La organización emite una estrategia compuesta por dos vías para blindar el presupuesto sanitario

La OMS lanza una guía para impulsar el acceso a medicamentos innovadores
Tedros Adhanom, director de la OMS.


La industria farmacéutica tiene un nuevo marco para transformar el acceso a medicamentos innovadores. La Organización Mundial de la Salud (OMS) ha hecho público un plan para facilitar las negociaciones relacionadas con la financiación de este tipo de fármacos. En concreto, ha establecido las directrices para el uso de los Acuerdos de Entrada Gestionada (MEA, por sus siglas en inglés), unos contratos que regulan las condiciones de financiación pública de medicamentos novedosos, buscando resolver el dilema de cómo abrir las puertas a nuevas terapias sin comprometer la viabilidad presupuestaria de los sistemas sanitarios de los distintos países. Todo ello con la propuesta de dos vías


Las fórmulas para la pharma


La estrategia a nivel mundial ya está sobre la mesa. Bajo el título 'Principios para los Acuerdos de Entrada Gestionada en la Región Europea de la OMS', el organismo ha desplegado una serie de medidas dirigidas a potenciar la entrada de medicamentos innovadores. El plan pone el foco, además, en el control presupuestario a través de diversas fórmulas que propone a aquellos países que quieran acogerse a este marco. 

La OMS apunta directamente a la industria farmacéutica. Para ello, divide su estrategia en dos vertientes. Así, y como subraya el documento, la primera de ellas se centra en acuerdos basados en aspectos financieros


Así es la vía financiera


Esta opción se enfoca en controlar el gasto total de los compradores (es decir, los pagadores del sistema de salud) y en mitigar el impacto presupuestario directo que ocasiona la introducción de medicamentos innovadores de alto coste. De hecho, esta vía dispone de varios mecanismos que la propia OMS especifica para que los territorios puedan hacer uso de ellos. 

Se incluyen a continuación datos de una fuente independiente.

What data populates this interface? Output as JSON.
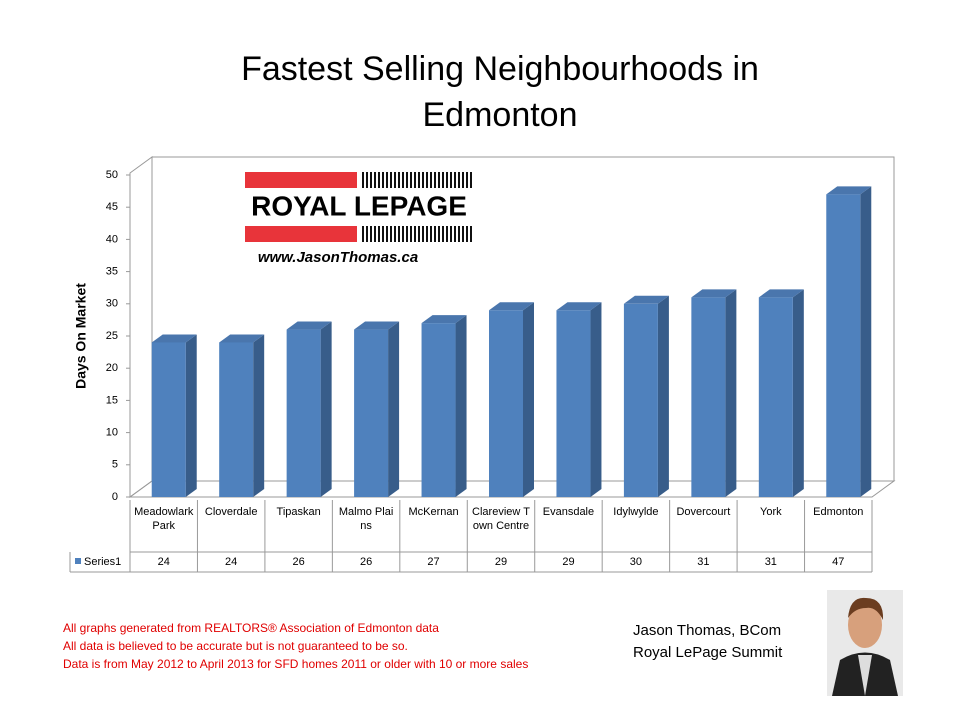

Uno de ellos son los descuentos y rebajas. Con ello, se conceden reducciones de precio a compradores específicos bajo ciertas condiciones determinadas antes de realizar la compra del fármaco. 

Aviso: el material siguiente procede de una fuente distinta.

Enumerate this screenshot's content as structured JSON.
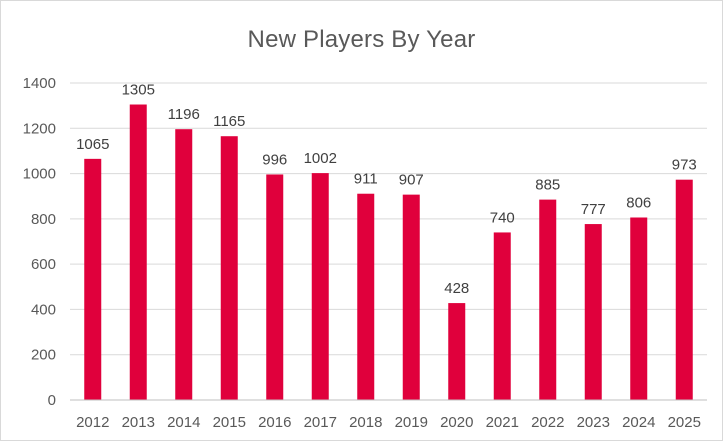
{
  "chart_data": {
    "type": "bar",
    "title": "New Players By Year",
    "xlabel": "",
    "ylabel": "",
    "categories": [
      "2012",
      "2013",
      "2014",
      "2015",
      "2016",
      "2017",
      "2018",
      "2019",
      "2020",
      "2021",
      "2022",
      "2023",
      "2024",
      "2025"
    ],
    "values": [
      1065,
      1305,
      1196,
      1165,
      996,
      1002,
      911,
      907,
      428,
      740,
      885,
      777,
      806,
      973
    ],
    "data_labels": [
      "1065",
      "1305",
      "1196",
      "1165",
      "996",
      "1002",
      "911",
      "907",
      "428",
      "740",
      "885",
      "777",
      "806",
      "973"
    ],
    "ylim": [
      0,
      1400
    ],
    "yticks": [
      "0",
      "200",
      "400",
      "600",
      "800",
      "1000",
      "1200",
      "1400"
    ],
    "grid": true,
    "legend": "none",
    "colors": {
      "bar": "#e0003c",
      "grid": "#d9d9d9",
      "axis": "#bfbfbf",
      "text": "#595959"
    }
  }
}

Otra de estas medidas son los acuerdos 'precio-volumen'. La Organización Mundial de la Salud señala que son contratos en los que el coste del medicamentos disminuye de forma progresiva o se le fija un tope máximo a medida que un mayor número de pacientes recibe el tratamiento. 

A esto se suman los modelos de suscripción, que son estrategias de reembolso que separan el pago del volumen real de ventas. En otras palabras, el país, y en este caso su sistema de salud, ofrece al fabricante una cantidad de dinero fija acordada, independientemente de cuántas unidades del medicamento se terminen vendiendo.  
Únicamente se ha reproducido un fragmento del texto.